How the Fed Combat Inflation

According to this survey 80% of Americans don’t understand the relationship between interest rates and inflation. With inflation at a 40 year high the Federal Reserve is expected to increase short term interest rates (the Fed Funds rate). It’s important to understand how this impacts the economy. Essential it increases the cost of loans like HELOCs, auto loans, and business lines of credit. When ‘cheap money’ is cutoff people and businesses slow down spending (maybe I won’t buy that new car!). Gradually this process pumps the break on inflation by slowing employment gains, price increases, and consumer spending. Since mortgage rates (longer term) hate inflation Fed rate hikes are actually good for mortgage rates but there isn’t always a direct correlation.
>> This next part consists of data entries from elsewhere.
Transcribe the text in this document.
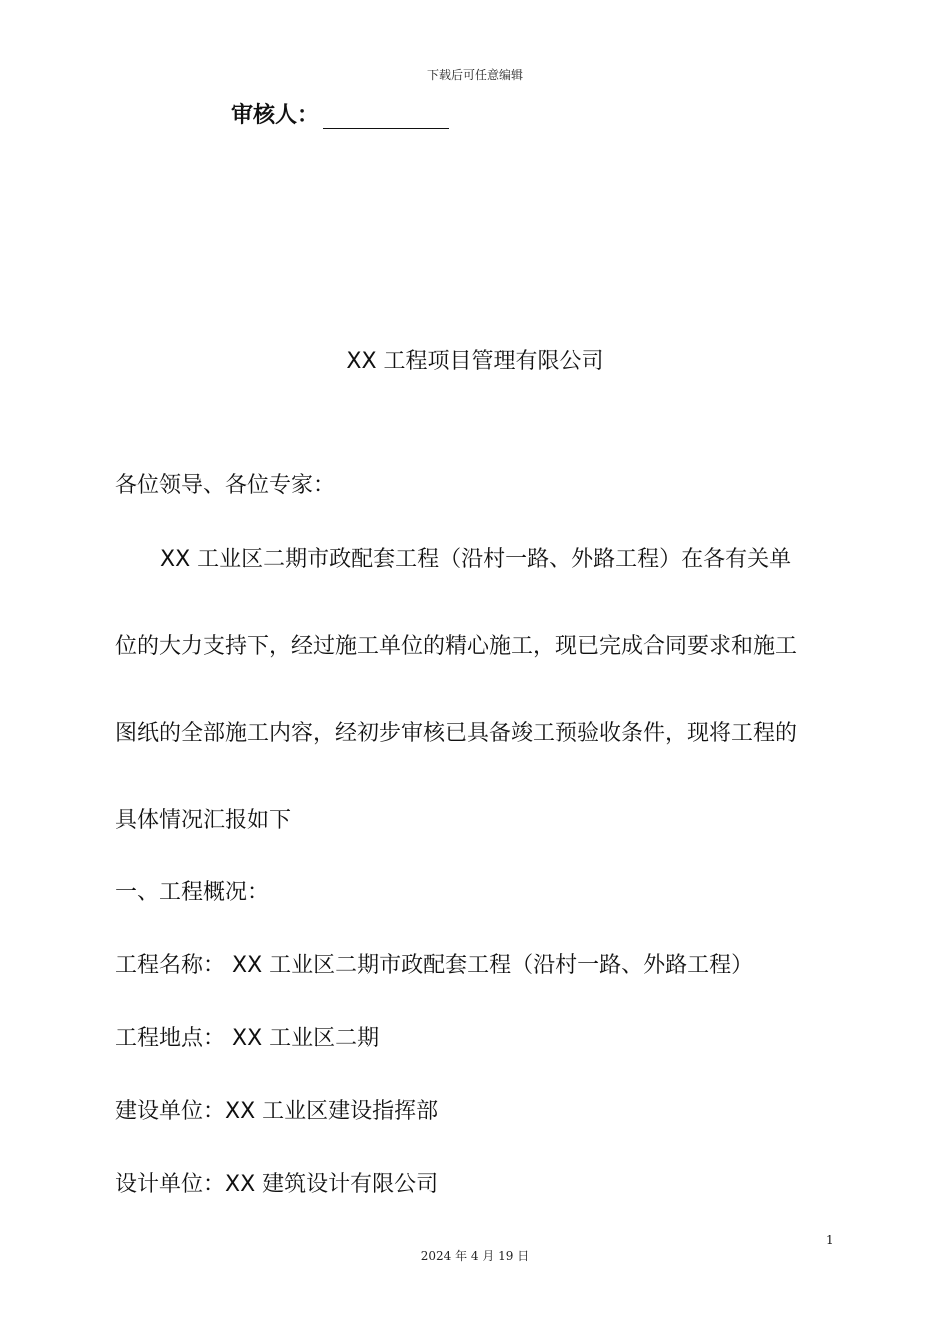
下载后可任意编辑
审核人：
XX 工程项目管理有限公司
各位领导、各位专家：
XX 工业区二期市政配套工程（沿村一路、外路工程）在各有关单
位的大力支持下，经过施工单位的精心施工，现已完成合同要求和施工
图纸的全部施工内容，经初步审核已具备竣工预验收条件，现将工程的
具体情况汇报如下
一、工程概况：
工程名称： XX 工业区二期市政配套工程（沿村一路、外路工程）
工程地点： XX 工业区二期
建设单位：XX 工业区建设指挥部
设计单位：XX 建筑设计有限公司
1
2024 年 4 月 19 日
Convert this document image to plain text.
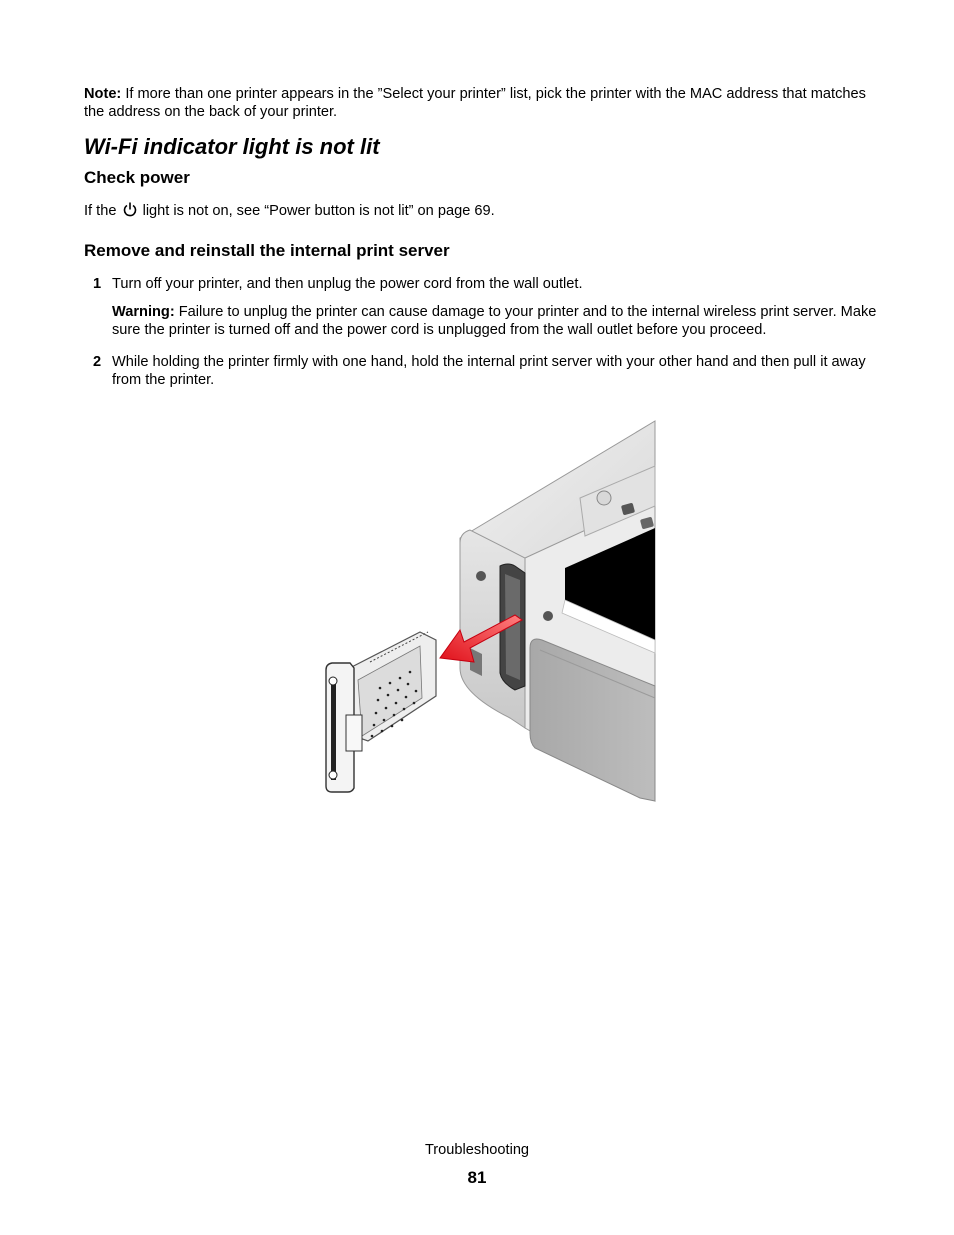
Note: If more than one printer appears in the ”Select your printer” list, pick the printer with the MAC address that matches the address on the back of your printer.
Wi-Fi indicator light is not lit
Check power
If the  light is not on, see “Power button is not lit” on page 69.
Remove and reinstall the internal print server
1 Turn off your printer, and then unplug the power cord from the wall outlet.
Warning: Failure to unplug the printer can cause damage to your printer and to the internal wireless print server. Make sure the printer is turned off and the power cord is unplugged from the wall outlet before you proceed.
2 While holding the printer firmly with one hand, hold the internal print server with your other hand and then pull it away from the printer.
Troubleshooting
81
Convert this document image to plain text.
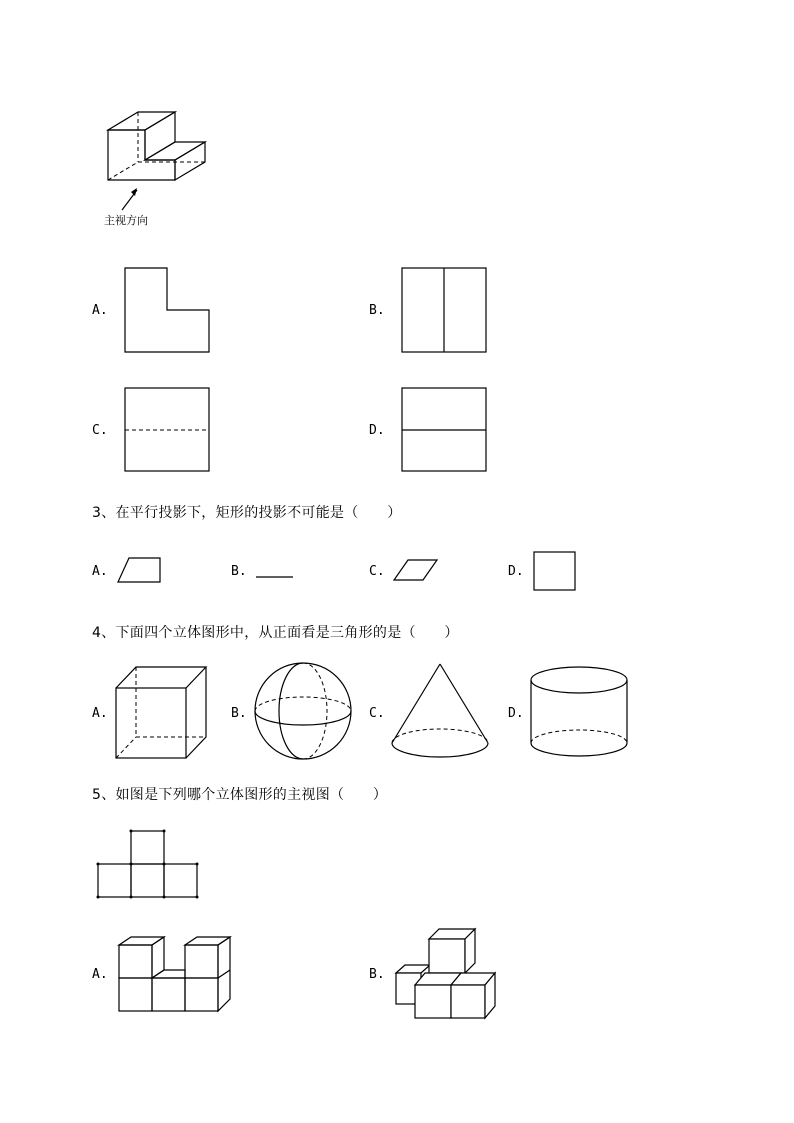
主视方向
A.	B.
C.	D.
3、在平行投影下，矩形的投影不可能是（　　）
A.	B.	C.	D.
4、下面四个立体图形中，从正面看是三角形的是（　　）
A.	B.	C.	D.
5、如图是下列哪个立体图形的主视图（　　）
A.	B.
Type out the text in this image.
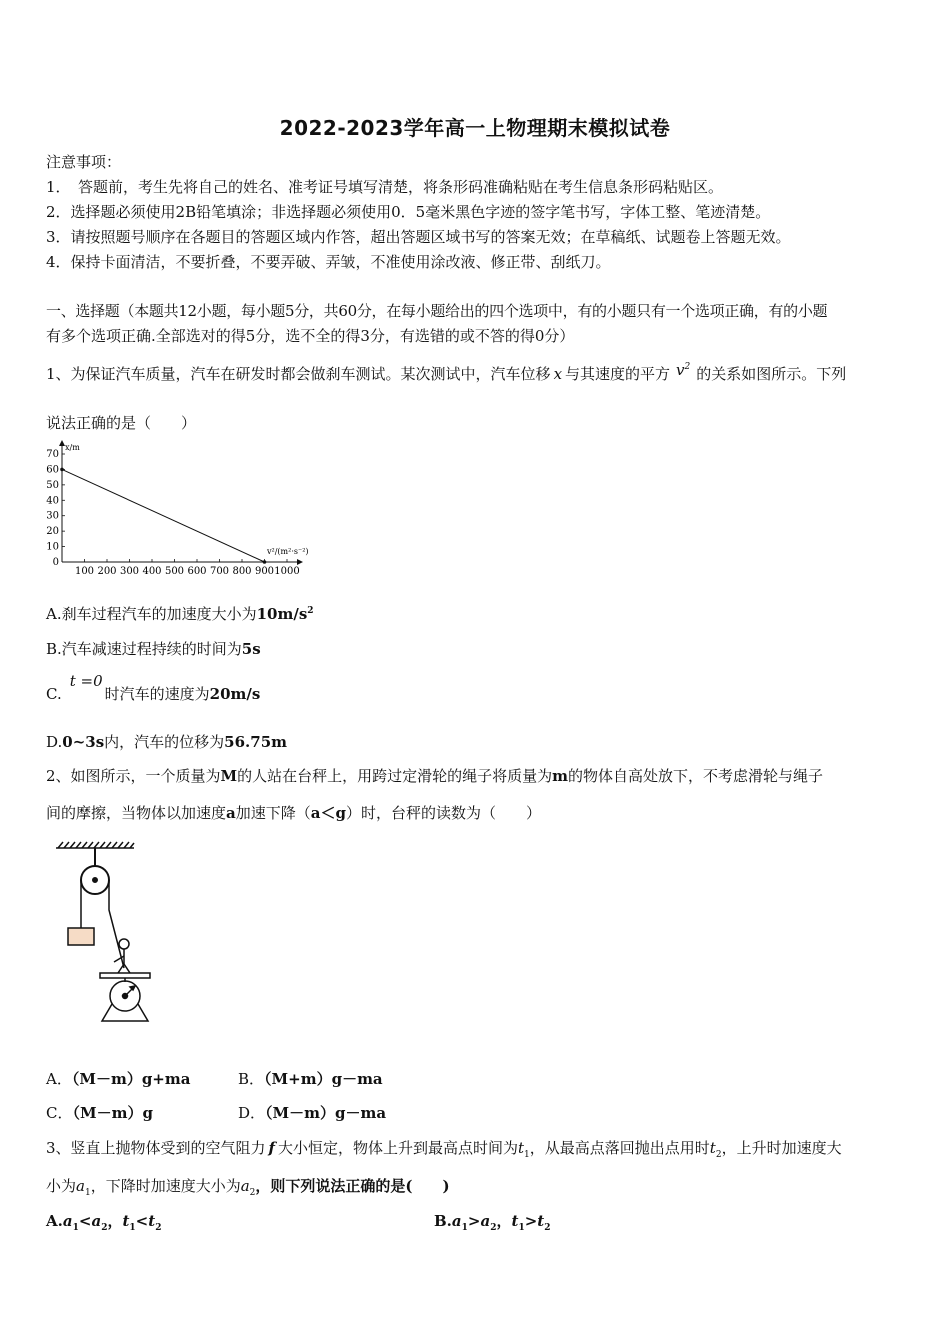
2022-2023学年高一上物理期末模拟试卷
注意事项：
1．　答题前，考生先将自己的姓名、准考证号填写清楚，将条形码准确粘贴在考生信息条形码粘贴区。
2．选择题必须使用2B铅笔填涂；非选择题必须使用0．5毫米黑色字迹的签字笔书写，字体工整、笔迹清楚。
3．请按照题号顺序在各题目的答题区域内作答，超出答题区域书写的答案无效；在草稿纸、试题卷上答题无效。
4．保持卡面清洁，不要折叠，不要弄破、弄皱，不准使用涂改液、修正带、刮纸刀。
一、选择题（本题共12小题，每小题5分，共60分，在每小题给出的四个选项中，有的小题只有一个选项正确，有的小题
有多个选项正确.全部选对的得5分，选不全的得3分，有选错的或不答的得0分）
1、为保证汽车质量，汽车在研发时都会做刹车测试。某次测试中，汽车位移 x 与其速度的平方 $v^2$ 的关系如图所示。下列
说法正确的是（　　）
x/m
v²/(m²·s⁻²)
70
60
50
40
30
20
10
0
100 200 300 400 500 600 700 800 900 1000
A.刹车过程汽车的加速度大小为$10m/s^2$
B.汽车减速过程持续的时间为5s
C.t =0时汽车的速度为20m/s
D.0~3s内，汽车的位移为56.75m
2、如图所示，一个质量为M的人站在台秤上，用跨过定滑轮的绳子将质量为m的物体自高处放下，不考虑滑轮与绳子
间的摩擦，当物体以加速度a加速下降（a＜g）时，台秤的读数为（　　）
A．（M－m）g+ma	B．（M+m）g－ma
C．（M－m）g	D．（M－m）g－ma
3、竖直上抛物体受到的空气阻力 f 大小恒定，物体上升到最高点时间为$t_1$，从最高点落回抛出点用时$t_2$，上升时加速度大
小为$a_1$，下降时加速度大小为$a_2$，则下列说法正确的是(　　)
$A.a_1<a_2$，$t_1<t_2$	$B.a_1>a_2$，$t_1>t_2$
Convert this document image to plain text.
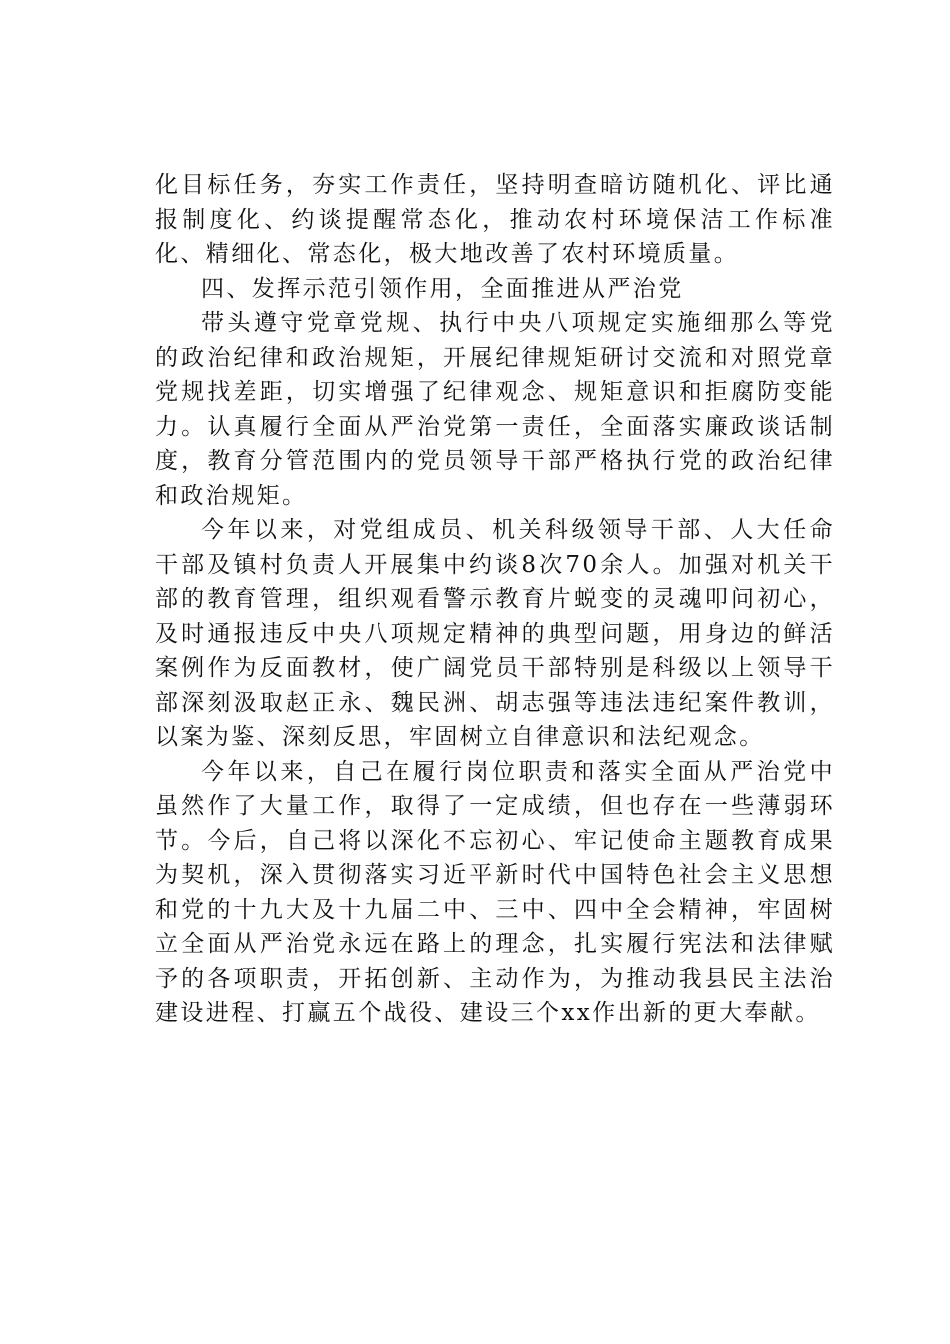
化目标任务，夯实工作责任，坚持明查暗访随机化、评比通报制度化、约谈提醒常态化，推动农村环境保洁工作标准化、精细化、常态化，极大地改善了农村环境质量。

四、发挥示范引领作用，全面推进从严治党

带头遵守党章党规、执行中央八项规定实施细那么等党的政治纪律和政治规矩，开展纪律规矩研讨交流和对照党章党规找差距，切实增强了纪律观念、规矩意识和拒腐防变能力。认真履行全面从严治党第一责任，全面落实廉政谈话制度，教育分管范围内的党员领导干部严格执行党的政治纪律和政治规矩。

今年以来，对党组成员、机关科级领导干部、人大任命干部及镇村负责人开展集中约谈8次70余人。加强对机关干部的教育管理，组织观看警示教育片蜕变的灵魂叩问初心，及时通报违反中央八项规定精神的典型问题，用身边的鲜活案例作为反面教材，使广阔党员干部特别是科级以上领导干部深刻汲取赵正永、魏民洲、胡志强等违法违纪案件教训，以案为鉴、深刻反思，牢固树立自律意识和法纪观念。

今年以来，自己在履行岗位职责和落实全面从严治党中虽然作了大量工作，取得了一定成绩，但也存在一些薄弱环节。今后，自己将以深化不忘初心、牢记使命主题教育成果为契机，深入贯彻落实习近平新时代中国特色社会主义思想和党的十九大及十九届二中、三中、四中全会精神，牢固树立全面从严治党永远在路上的理念，扎实履行宪法和法律赋予的各项职责，开拓创新、主动作为，为推动我县民主法治建设进程、打赢五个战役、建设三个xx作出新的更大奉献。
For example, mortgage rates are currently being impacted by both quantitative tightening (Fed reducing their balance sheet of Mortgage Backed Securities they purchased during pandemic) and inflation which is increasing mortgage rates. During heavy inflationary periods rate hikes have significantly reduced inflation and have even caused the economy to quickly go into recession (mortgage rates drop during recessions). The fed will be doing a tight rope walk to keep inflation near their 2% target and the economy still moving.

Mortgage Rates – increased again this week as Mortgage Backed Securities moved downward maintaining their downward trading pattern. Rates are up 1% from this time last year.

Inflation – the Bureau of Labor and Statistics (BLS) released their Consumer Price Index and the headline inflation number is up 0.6% from last month and 7.5% from this time last year – the largest increase since 1982 . When you strip out food and energy the ‘Core Rate’ increased 0.6% in January which marks the 7th time in the last 10 months the index has increased by at least 0.5%. Year over year the core reading is up 6%.


Jobs- the number of people filing for unemployment for the first time decreased again last week, remaining at pre-covid levels. The labor market remains tight.

Core Logic Loan Performance Insights

Loan Performance – for the first time since the onset of the pandemic national delinquency levels dropped below the March 2020 level at 3.6%. Year over year delinquencies are down significantly and the percent of folks going from 30 day lates to 60 day lates is down from 26% to 17%. The number of homes in foreclosure remains very small at 0.2% of homes with loans (remember that 1/3 of homes are owned outright).

Fed – Atlanta Fed President and non-voting member Raphael Bostic believes inflation will begin to decline soon. He anticipates 3-4 rate hikes this year and favors the 25bp rate hike (not ruling out a 50bp). While Fed rate hikes are good for mortgage rates because Fed rate hikes combat inflation- the arch-nemesis of mortgage rates- Bostic also anticipates about $1T in balance sheet reduction which is bad for mortgage rates. Fed Futures estimates five 25bp hikes and BofA is forecasting seven.